ONE NIGHT ONLY on June 18, 2014 to see this classic 1954 movie Godzilla in
its new 60th anniversary restoration, at the Loft Cinema, 3233 E. Speedway Blvd. Regular admission prices apply.
I know lots of people have been seeing the new 2014 Godzilla blockbuster (not me yet), but don’t miss the original, 7 p.m. on June 18.

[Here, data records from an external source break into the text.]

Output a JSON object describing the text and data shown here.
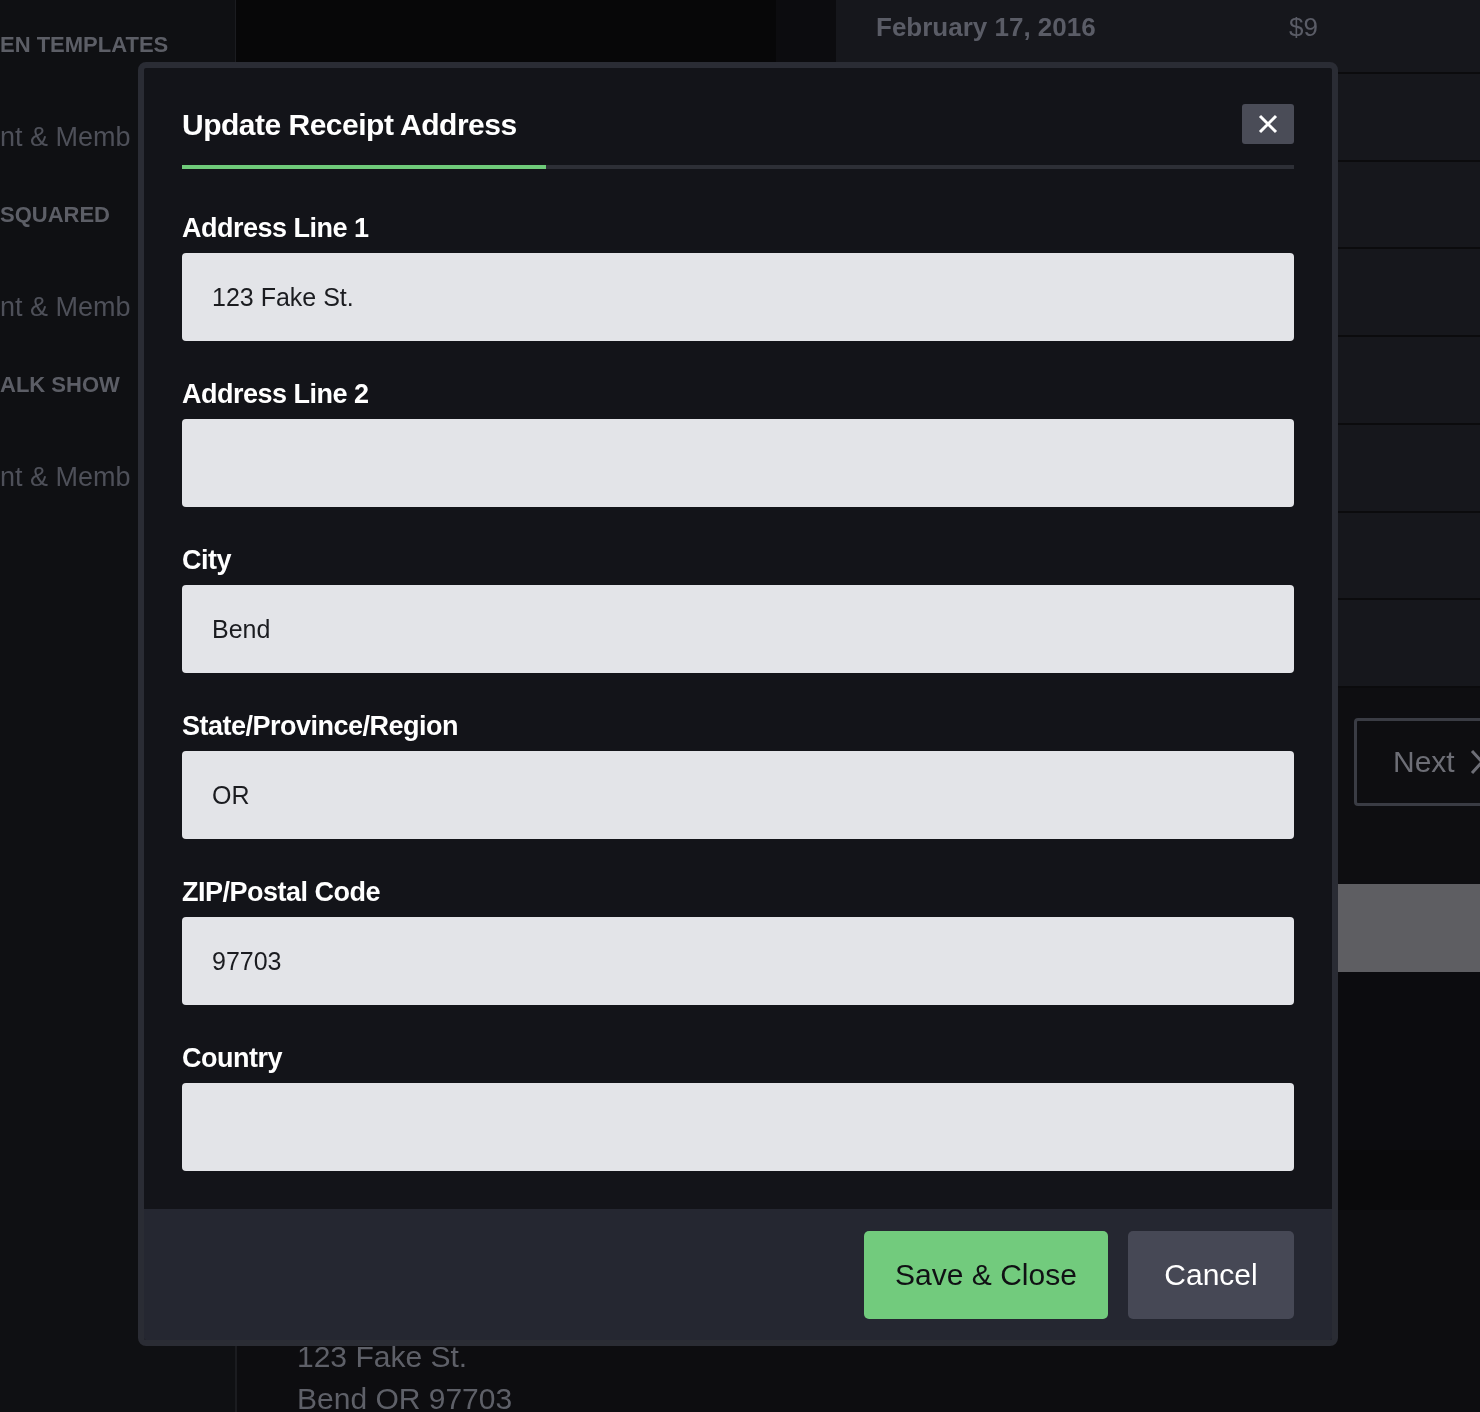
{
  "background": {
    "sidebar": {
      "items": [
        {
          "kind": "heading",
          "text": "EN TEMPLATES"
        },
        {
          "kind": "item",
          "text": "nt & Memb"
        },
        {
          "kind": "heading",
          "text": "SQUARED"
        },
        {
          "kind": "item",
          "text": "nt & Memb"
        },
        {
          "kind": "heading",
          "text": "ALK SHOW"
        },
        {
          "kind": "item",
          "text": "nt & Memb"
        }
      ]
    },
    "receipts": {
      "date": "February 17, 2016",
      "amount": "$9"
    },
    "pagination": {
      "next": "Next"
    },
    "address": [
      "123 Fake St.",
      "Bend OR 97703"
    ]
  },
  "modal": {
    "title": "Update Receipt Address",
    "fields": [
      {
        "label": "Address Line 1",
        "value": "123 Fake St."
      },
      {
        "label": "Address Line 2"
      },
      {
        "label": "City",
        "value": "Bend"
      },
      {
        "label": "State/Province/Region",
        "value": "OR"
      },
      {
        "label": "ZIP/Postal Code",
        "value": "97703"
      },
      {
        "label": "Country"
      }
    ],
    "buttons": [
      {
        "kind": "primary",
        "label": "Save & Close"
      },
      {
        "kind": "secondary",
        "label": "Cancel"
      }
    ]
  }
}
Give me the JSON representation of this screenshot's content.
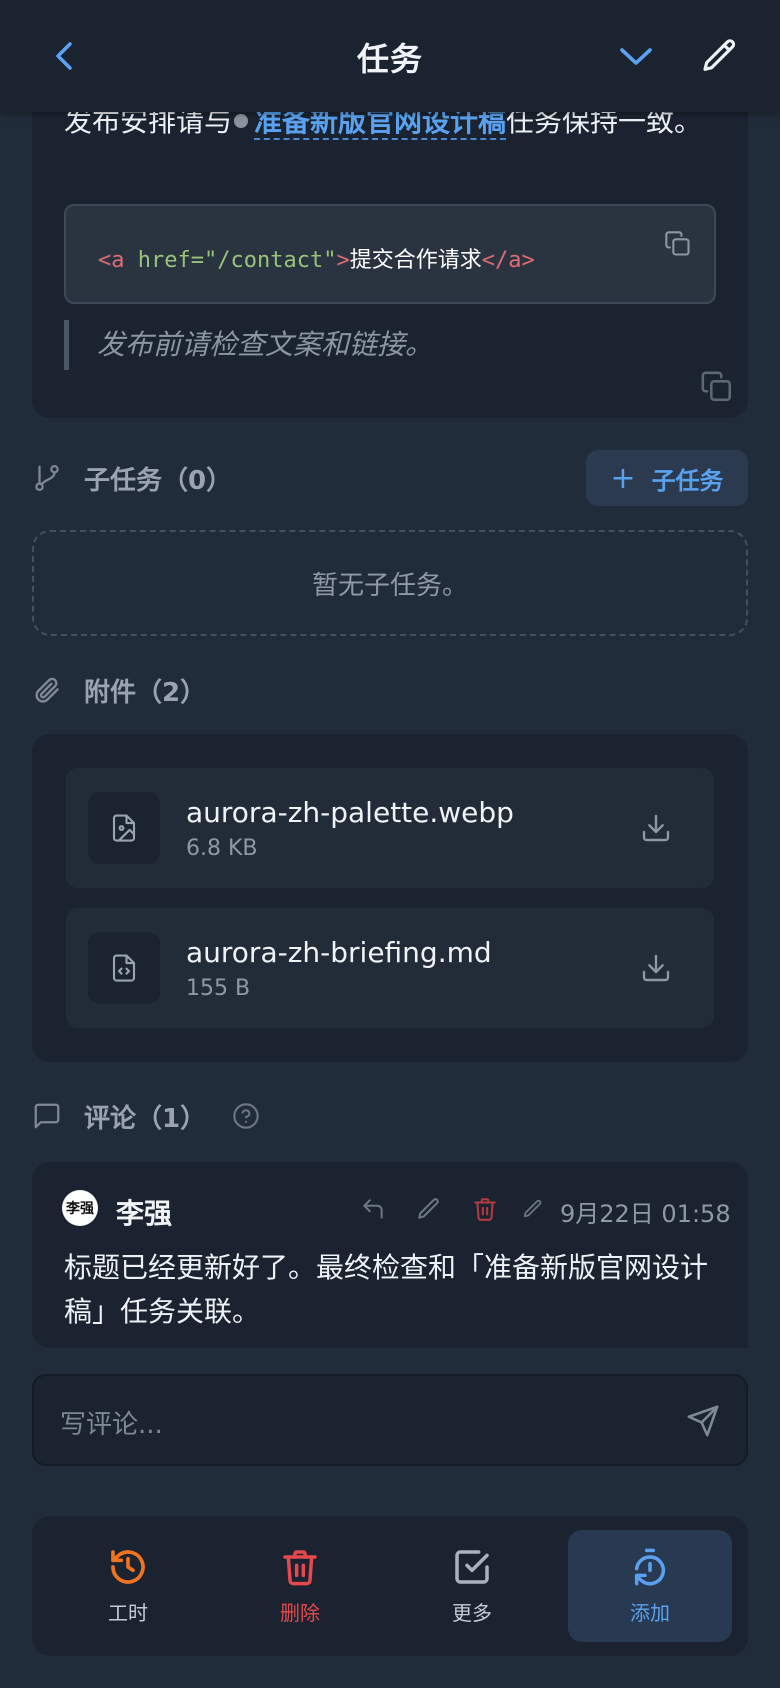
{
  "header": {
    "title": "任务"
  },
  "description": {
    "text_before": "发布安排请与",
    "link_text": "准备新版官网设计稿",
    "text_after": "任务保持一致。",
    "code": {
      "open_tag_start": "<a",
      "attr": " href=",
      "value": "\"/contact\"",
      "open_tag_end": ">",
      "inner": "提交合作请求",
      "close_tag": "</a>"
    },
    "quote": "发布前请检查文案和链接。"
  },
  "subtasks": {
    "heading": "子任务（0）",
    "add_label": "子任务",
    "empty_text": "暂无子任务。"
  },
  "attachments": {
    "heading": "附件（2）",
    "items": [
      {
        "name": "aurora-zh-palette.webp",
        "size": "6.8 KB",
        "icon": "image-file-icon"
      },
      {
        "name": "aurora-zh-briefing.md",
        "size": "155 B",
        "icon": "code-file-icon"
      }
    ]
  },
  "comments": {
    "heading": "评论（1）",
    "items": [
      {
        "author": "李强",
        "avatar_text": "李强",
        "time": "9月22日 01:58",
        "body": "标题已经更新好了。最终检查和「准备新版官网设计稿」任务关联。"
      }
    ],
    "input_placeholder": "写评论..."
  },
  "toolbar": {
    "worklog_label": "工时",
    "delete_label": "删除",
    "more_label": "更多",
    "add_label": "添加"
  },
  "colors": {
    "background": "#212c3a",
    "card": "#1a232f",
    "accent": "#5aa2f0",
    "danger": "#e5484d",
    "worklog": "#f0731f"
  }
}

Rejoice, man-in-a-rubber-monster-suit fans! Sixty years after first trampling his way into the collective consciousness (and with a blockbuster Hollywood reboot in theatres this summer), the primordial behemoth known as Godzilla returns in a stunning new 60th anniversary DCP restoration of director Ishiro Honda’s pointedly allegorical 1954 monster movie. While the great Japanese films of the 1950s like Rashoman, Ugetsu and Seven Samurai have long been revered in the US as major works of art, Japan’s biggest domestic hit of that decade, Godzilla (also known in its homeland as Gojira), has been fondly remembered here as a camp classic of epic proportions. But that’s because it’s long been known only in a butchered US release version re-titled Godzilla: King of the Monsters, which deleted 40 minutes of the Japanese original – it’s very heart – and awkwardly added atrocious dubbing and poorly-matched, shot-in-Hollywood scenes of a pre-Perry Mason Raymond Burr observing the action from the sidelines.Leaving less than an hour of the original’s 98 minutes, the cuts eliminated entirely the original film’s strong anti-nuclear theme – with Godzilla seen as a radiation-fueled metaphor for the bombings of Hiroshima and Nagasaki – and oddly, all of its biting black humor. Directed by the great Ishiro Honda, who later went on to make such other classics of kaiju eiga (“strange creature movies”), as Rodan, Mothra and The H-Man, the original version of Godzilla features more scenes with the real (human) star of the film, Kurosawa-regular Takashi Shimura (who was also theSeven Samurai leader that same year), as well as more of the beloved “suitmation” special effects by legendary effects artist Eiji Tsuburaya. Spawning six decades of sequels, remakes and rip-offs – not to mention generations of rabid fans – the original Godzilla remains as thrilling and chilling as ever! (Dir. by Ishiro Honda, 1954, Japan, in Japanese with subtitles, 98 mins., Not Rated, Rialto Pictures) Digital
Watch Godzilla attack Tokyo once again. Back in 1954 the population of that city must only have been around 450,000. Today it is nearly 13 million. Imagine Godzilla attacking Tokyo today as you watch this restoration film.